Christopher Harborne and Ben Delo gave £3m and £4m to Reform UK in Q1 2026, helping the party raise £9.3m and outpace Conservative and Labour quarterly donations.

Christopher Harborne and Ben Delo gave a combined £7 million to Nigel Farage’s Reform UK in the first quarter of 2026. Harborne’s £3 million payment was recorded on January 23 and Delo’s £4 million arrived across two transfers in January and March. Both donations were made in sterling.

Reform UK reported total fundraising of £9.3 million for the quarter. The Conservative Party reported £6 million and Labour reported £4.1 million for Q1 2026. Political parties registered in the UK reported total donations of about £24 million for the quarter; the two gifts to Reform UK represent roughly 28% of that total.

Christopher Harborne is listed among the UK’s wealthiest people, with an estimated net worth of about $24.4 billion and a reported 12% stake in stablecoin issuer Tether. Harborne has lived in Thailand for more than 20 years. He donated £9 million to Reform UK in 2025, a record single gift from a living donor to a UK political party.

Ben Delo co-founded the crypto exchange BitMEX and returned to the UK from Hong Kong this year. Delo pleaded guilty in 2022 to violating the U.S. Bank Secrecy Act for failures in anti-money-laundering procedures at BitMEX and later received a presidential pardon.

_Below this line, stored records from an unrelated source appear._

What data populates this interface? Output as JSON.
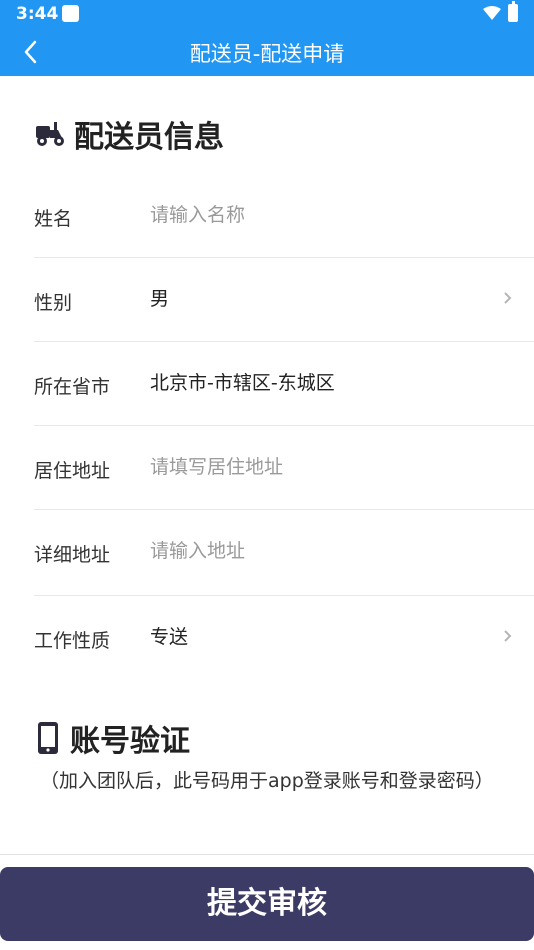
{
  "statusbar": {
    "time": "3:44"
  },
  "appbar": {
    "title": "配送员-配送申请"
  },
  "rider_section": {
    "title": "配送员信息",
    "icon": "scooter-icon"
  },
  "fields": [
    {
      "label": "姓名",
      "value": "",
      "placeholder": "请输入名称",
      "chevron": false
    },
    {
      "label": "性别",
      "value": "男",
      "placeholder": "",
      "chevron": true
    },
    {
      "label": "所在省市",
      "value": "北京市-市辖区-东城区",
      "placeholder": "",
      "chevron": false
    },
    {
      "label": "居住地址",
      "value": "",
      "placeholder": "请填写居住地址",
      "chevron": false
    },
    {
      "label": "详细地址",
      "value": "",
      "placeholder": "请输入地址",
      "chevron": false
    },
    {
      "label": "工作性质",
      "value": "专送",
      "placeholder": "",
      "chevron": true
    }
  ],
  "account_section": {
    "title": "账号验证",
    "icon": "phone-icon",
    "note": "（加入团队后，此号码用于app登录账号和登录密码）"
  },
  "submit": {
    "label": "提交审核"
  },
  "colors": {
    "primary": "#2196f3",
    "button": "#3c3b66"
  }
}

The donations came after new UK rules introduced a moratorium on political donations made in cryptocurrency and set a cap on overseas donations from British expatriates, measures recommended in the government-commissioned Rycroft review. Before the moratorium, Reform UK was the only major party willing to accept crypto donations, though the Harborne and Delo contributions were not made in crypto.

The gifts have prompted scrutiny from campaign finance groups and parliamentary authorities. Olly Buston, chief executive of Clean Up Westminster, warned: “When a tiny number of wealthy donors can spend millions promoting the politicians and causes they favour, it’s no surprise people feel politics is rigged against them. The rich and powerful shouldn’t be able to buy themselves a louder voice in our democracy.”

Separately, the Parliamentary Standards Commissioner has opened an inquiry into whether Nigel Farage properly declared a separate £5 million gift from Harborne. Farage has said he was “under no obligation” to declare that gift and has told broadcasters the payment was examined “from every legal angle.” He initially described the earlier payment as covering personal security and later referred to it as a reward for his Brexit campaigning. Prime Minister Keir Starmer has accused Farage of failing to answer questions about the matter.

Harborne has said he was “the reason” behind the cap on overseas donations and has suggested the restriction could be challenged in court. He has not ruled out returning to the UK in response to the new rules.

The donations underscore the intersection of large private gifts, recent regulatory changes on crypto and overseas funding, and ongoing inquiries into political donations.